An excellent talker, the WATTLED MYNA (lower left) can learn to enunciate as clearly as the best of the parrots. One of these birds on exhibit at a meeting in Washington. D. C., astonished a former director of the Budget Bureau by greeting him with the words: “How about the appropriation?” The lively, engaging RED-CRESTED CARDINAL (top bird) comes from southern South America. A splendid singer, the sprightly SHAMA THRUSH (white-edged tail) is also something of a mimic. The lowest perched bird is the active. noisy WHITE-EARED BULBUL. “Japanese robin” is one of several misnomers for the warbling RED-BILLED HILL TIT (on ground), a native of China.
By Alexander Wetmore
Originally appeared in the December 1938 issue of the National Geographic Magazine
This Web version COPYRIGHT 2004
The white-eared, or red-whiskered, bulbul (Otocompsa jocosa) is found from India to the Malay Peninsula. It is an example of a common type of which several species and sub-species are found regularly in captivity (Color Plate VIII).
A closely allied bird from India lacks the white tips on the tail feathers.
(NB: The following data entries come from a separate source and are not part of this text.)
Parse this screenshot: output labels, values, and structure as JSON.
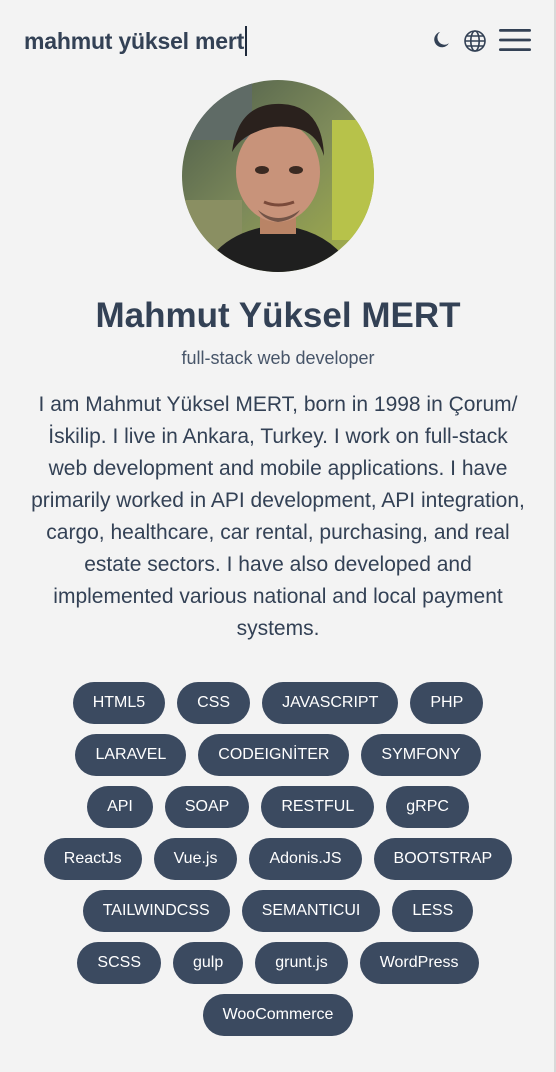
{
  "header": {
    "brand": "mahmut yüksel mert",
    "theme_icon": "moon-icon",
    "language_icon": "globe-icon",
    "menu_icon": "hamburger-menu-icon"
  },
  "profile": {
    "name": "Mahmut Yüksel MERT",
    "role": "full-stack web developer",
    "bio": "I am Mahmut Yüksel MERT, born in 1998 in Çorum/İskilip. I live in Ankara, Turkey. I work on full-stack web development and mobile applications. I have primarily worked in API development, API integration, cargo, healthcare, car rental, purchasing, and real estate sectors. I have also developed and implemented various national and local payment systems."
  },
  "skills": [
    "HTML5",
    "CSS",
    "JAVASCRIPT",
    "PHP",
    "LARAVEL",
    "CODEIGNİTER",
    "SYMFONY",
    "API",
    "SOAP",
    "RESTFUL",
    "gRPC",
    "ReactJs",
    "Vue.js",
    "Adonis.JS",
    "BOOTSTRAP",
    "TAILWINDCSS",
    "SEMANTICUI",
    "LESS",
    "SCSS",
    "gulp",
    "grunt.js",
    "WordPress",
    "WooCommerce"
  ],
  "colors": {
    "background": "#f3f3f3",
    "text": "#334155",
    "tag_background": "#3b4a60",
    "tag_text": "#ffffff"
  }
}
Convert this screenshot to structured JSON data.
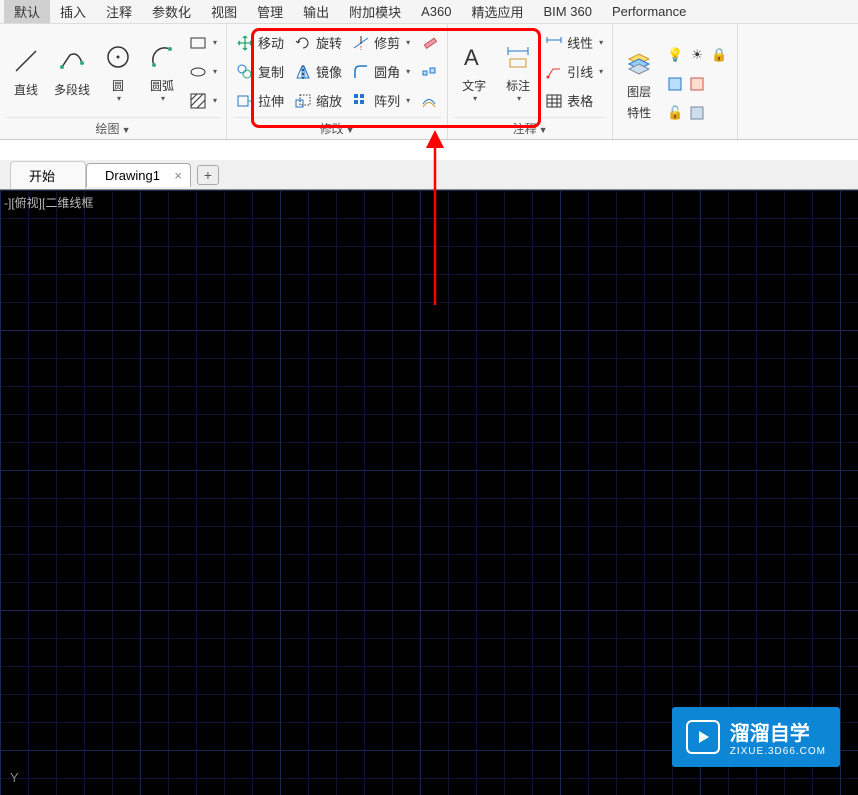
{
  "menus": [
    "默认",
    "插入",
    "注释",
    "参数化",
    "视图",
    "管理",
    "输出",
    "附加模块",
    "A360",
    "精选应用",
    "BIM 360",
    "Performance"
  ],
  "draw": {
    "line": "直线",
    "polyline": "多段线",
    "circle": "圆",
    "arc": "圆弧",
    "panel_label": "绘图"
  },
  "modify": {
    "move": "移动",
    "rotate": "旋转",
    "trim": "修剪",
    "copy": "复制",
    "mirror": "镜像",
    "fillet": "圆角",
    "stretch": "拉伸",
    "scale": "缩放",
    "array": "阵列",
    "panel_label": "修改"
  },
  "annotate": {
    "text": "文字",
    "dim": "标注",
    "linear": "线性",
    "leader": "引线",
    "table": "表格",
    "panel_label": "注释"
  },
  "layer": {
    "label": "图层",
    "props": "特性"
  },
  "tabs": {
    "start": "开始",
    "drawing": "Drawing1"
  },
  "canvas": {
    "viewport": "-][俯视][二维线框",
    "axis": "Y"
  },
  "watermark": {
    "text": "溜溜自学",
    "url": "ZIXUE.3D66.COM"
  }
}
Another, from the same country, is minus the red spot on the cheeks, and there are still others in which the red of the under tail coverts is replaced by yellow. There are some with yellow breasts, some with streaked throats, and so on. All agree in slender form and in jaunty, erect crest.
The bulbul of the poets is found in this family (the Pycnonotidae), a group of which some kinds are good songsters, while others are not so proficient. Bulbuls require soft food, but with proper care are hardy in captivity.